Hal tersebut disampaikan Menteri Komunikasi dan Digital (Menkomdigi) Meutya Hafid dilihat Nusantaraterkini.co, Rabu(3/9/2025) di akun Instagram @meutya_hafid.
"Kami juga menemukan adanya informasi keliru yang disebarkan, baik secara sengaja maupun tidak sengaja, dengan kecepatan penyebaran yang sangat tinggi mirip banjir bandang yang menenggelamkan informasi yang benar, masukan, kritikan konstruktif, atau aktivitas produktif, seperti pembelajaran, UMKM, dan sebagainya. Indikasi awal menunjukkan adanya upaya terorganisir untuk memanfaatkan media sosial sebagai sarana provokasi," sebut Meutya dalam keerangan tertulisnya.
Sejak beberapa hari terakhir, sambungnya, Kemenkomdigi memantau adanya aliran dana dalam jumlah signifikan melalui platform digital.
"Kami juga memantau adanya aliran dana dalam jumlah signifikan melalui platform digital. Konten kekerasan dan anarkisme disiarkan secara langsung (live streaming) dan dimonetisasi lewat fitur donasi maupun gifts bernilai besar. Beberapa akun yang terlibat terhubung dengan jaringan judi online," ungkapnya.
Meutya menegaskan pemerintah menghormati warga yang menyampaikan aspirasi dengan tertib.
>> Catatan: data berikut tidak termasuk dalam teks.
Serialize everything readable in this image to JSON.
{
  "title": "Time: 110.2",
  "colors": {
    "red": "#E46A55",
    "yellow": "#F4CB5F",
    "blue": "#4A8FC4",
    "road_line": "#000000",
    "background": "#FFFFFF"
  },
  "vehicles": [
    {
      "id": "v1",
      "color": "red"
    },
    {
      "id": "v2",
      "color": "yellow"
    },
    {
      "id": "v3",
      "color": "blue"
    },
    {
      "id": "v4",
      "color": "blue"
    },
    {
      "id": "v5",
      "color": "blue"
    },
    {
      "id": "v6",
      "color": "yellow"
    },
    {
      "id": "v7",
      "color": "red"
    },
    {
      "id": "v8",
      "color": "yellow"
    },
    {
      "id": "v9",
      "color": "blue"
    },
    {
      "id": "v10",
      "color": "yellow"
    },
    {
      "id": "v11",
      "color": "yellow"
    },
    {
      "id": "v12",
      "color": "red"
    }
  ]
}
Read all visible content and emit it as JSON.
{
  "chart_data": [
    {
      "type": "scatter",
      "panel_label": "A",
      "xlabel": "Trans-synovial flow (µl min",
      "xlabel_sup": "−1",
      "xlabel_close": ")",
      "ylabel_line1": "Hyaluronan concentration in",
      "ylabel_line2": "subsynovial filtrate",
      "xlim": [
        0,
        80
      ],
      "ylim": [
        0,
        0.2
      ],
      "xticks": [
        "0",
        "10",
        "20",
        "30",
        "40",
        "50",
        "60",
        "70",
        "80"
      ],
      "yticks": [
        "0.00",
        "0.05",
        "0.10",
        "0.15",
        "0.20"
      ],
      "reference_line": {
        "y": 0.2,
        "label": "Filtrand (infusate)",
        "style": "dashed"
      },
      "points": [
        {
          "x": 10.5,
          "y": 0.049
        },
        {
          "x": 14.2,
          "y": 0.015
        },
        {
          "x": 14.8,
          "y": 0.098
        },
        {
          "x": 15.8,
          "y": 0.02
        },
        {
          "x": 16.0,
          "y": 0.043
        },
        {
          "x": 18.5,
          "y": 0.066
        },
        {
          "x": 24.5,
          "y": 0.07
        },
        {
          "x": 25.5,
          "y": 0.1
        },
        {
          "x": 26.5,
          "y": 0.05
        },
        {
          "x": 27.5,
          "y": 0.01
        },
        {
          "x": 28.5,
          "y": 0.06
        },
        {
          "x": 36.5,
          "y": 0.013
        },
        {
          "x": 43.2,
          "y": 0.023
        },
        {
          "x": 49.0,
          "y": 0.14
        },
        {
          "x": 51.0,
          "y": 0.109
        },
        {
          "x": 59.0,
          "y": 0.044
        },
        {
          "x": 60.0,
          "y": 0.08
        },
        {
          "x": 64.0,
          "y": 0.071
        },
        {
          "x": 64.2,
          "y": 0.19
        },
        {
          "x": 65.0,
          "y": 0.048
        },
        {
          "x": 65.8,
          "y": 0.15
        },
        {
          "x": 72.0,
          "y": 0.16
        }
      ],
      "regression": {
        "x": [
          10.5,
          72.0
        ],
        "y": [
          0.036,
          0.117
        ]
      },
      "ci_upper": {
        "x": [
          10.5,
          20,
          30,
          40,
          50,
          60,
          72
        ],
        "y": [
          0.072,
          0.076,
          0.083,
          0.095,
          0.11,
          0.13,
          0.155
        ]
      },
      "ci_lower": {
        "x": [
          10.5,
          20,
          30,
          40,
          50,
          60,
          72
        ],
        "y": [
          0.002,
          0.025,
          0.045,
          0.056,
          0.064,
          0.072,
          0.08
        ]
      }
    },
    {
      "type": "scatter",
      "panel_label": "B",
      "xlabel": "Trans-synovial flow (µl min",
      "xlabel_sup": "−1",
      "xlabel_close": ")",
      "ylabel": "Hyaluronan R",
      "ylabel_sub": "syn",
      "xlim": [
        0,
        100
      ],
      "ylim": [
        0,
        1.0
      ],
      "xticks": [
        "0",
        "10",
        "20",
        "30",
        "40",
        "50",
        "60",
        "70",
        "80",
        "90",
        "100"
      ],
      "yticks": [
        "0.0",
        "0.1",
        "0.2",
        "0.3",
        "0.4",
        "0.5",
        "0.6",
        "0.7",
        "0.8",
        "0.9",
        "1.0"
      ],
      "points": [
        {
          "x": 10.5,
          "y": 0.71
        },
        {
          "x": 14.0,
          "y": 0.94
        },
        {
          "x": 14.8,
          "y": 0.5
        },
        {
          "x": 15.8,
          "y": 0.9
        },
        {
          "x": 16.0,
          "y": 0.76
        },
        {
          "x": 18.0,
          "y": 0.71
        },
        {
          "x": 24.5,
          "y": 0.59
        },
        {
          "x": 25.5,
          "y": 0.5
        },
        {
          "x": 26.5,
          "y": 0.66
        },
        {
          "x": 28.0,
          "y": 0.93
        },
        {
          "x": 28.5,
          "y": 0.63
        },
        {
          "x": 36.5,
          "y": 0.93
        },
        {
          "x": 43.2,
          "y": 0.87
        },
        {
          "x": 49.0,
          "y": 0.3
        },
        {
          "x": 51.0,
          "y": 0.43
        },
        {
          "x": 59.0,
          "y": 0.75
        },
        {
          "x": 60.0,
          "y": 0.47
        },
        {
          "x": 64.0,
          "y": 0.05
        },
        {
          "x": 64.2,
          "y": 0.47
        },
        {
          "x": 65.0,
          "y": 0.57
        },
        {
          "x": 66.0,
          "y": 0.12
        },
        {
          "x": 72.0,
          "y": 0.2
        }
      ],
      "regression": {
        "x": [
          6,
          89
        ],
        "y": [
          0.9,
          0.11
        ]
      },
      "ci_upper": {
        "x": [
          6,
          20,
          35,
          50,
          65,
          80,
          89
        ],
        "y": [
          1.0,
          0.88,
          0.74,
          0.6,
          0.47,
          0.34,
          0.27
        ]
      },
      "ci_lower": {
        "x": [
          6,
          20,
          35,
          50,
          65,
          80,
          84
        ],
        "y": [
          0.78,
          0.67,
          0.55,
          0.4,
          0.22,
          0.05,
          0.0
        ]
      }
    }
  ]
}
"Namun, di saat yang sama, kami juga mencatat adanya kelompok yang sengaja digerakkan melalui media sosial, menuju titik-titik tertentu, menayangkan konten secara maraton, dan menerima insentif dalam jumlah tidak wajar," sebutnya lagi.
Karena hal tersebut, Meutya mengimbau masyarakat untuk tetap berhati-hati. Jangan mudah terpancing provokasi, jangan ikut menyebarkan informasi yang belum terverifikasi, dan biasakan melakukan pengecekan silang.
"Gunakan sumber terpercaya, termasuk media yang berpegang pada kode etik jurnalistik. Ruang digital adalah milik kita bersama. Mari kita jaga agar tetap sehat, aman, dan tidak diperalat untuk kepentingan pihak-pihak yang ingin memecah belah," pungkas politisi Partai Golkar ini.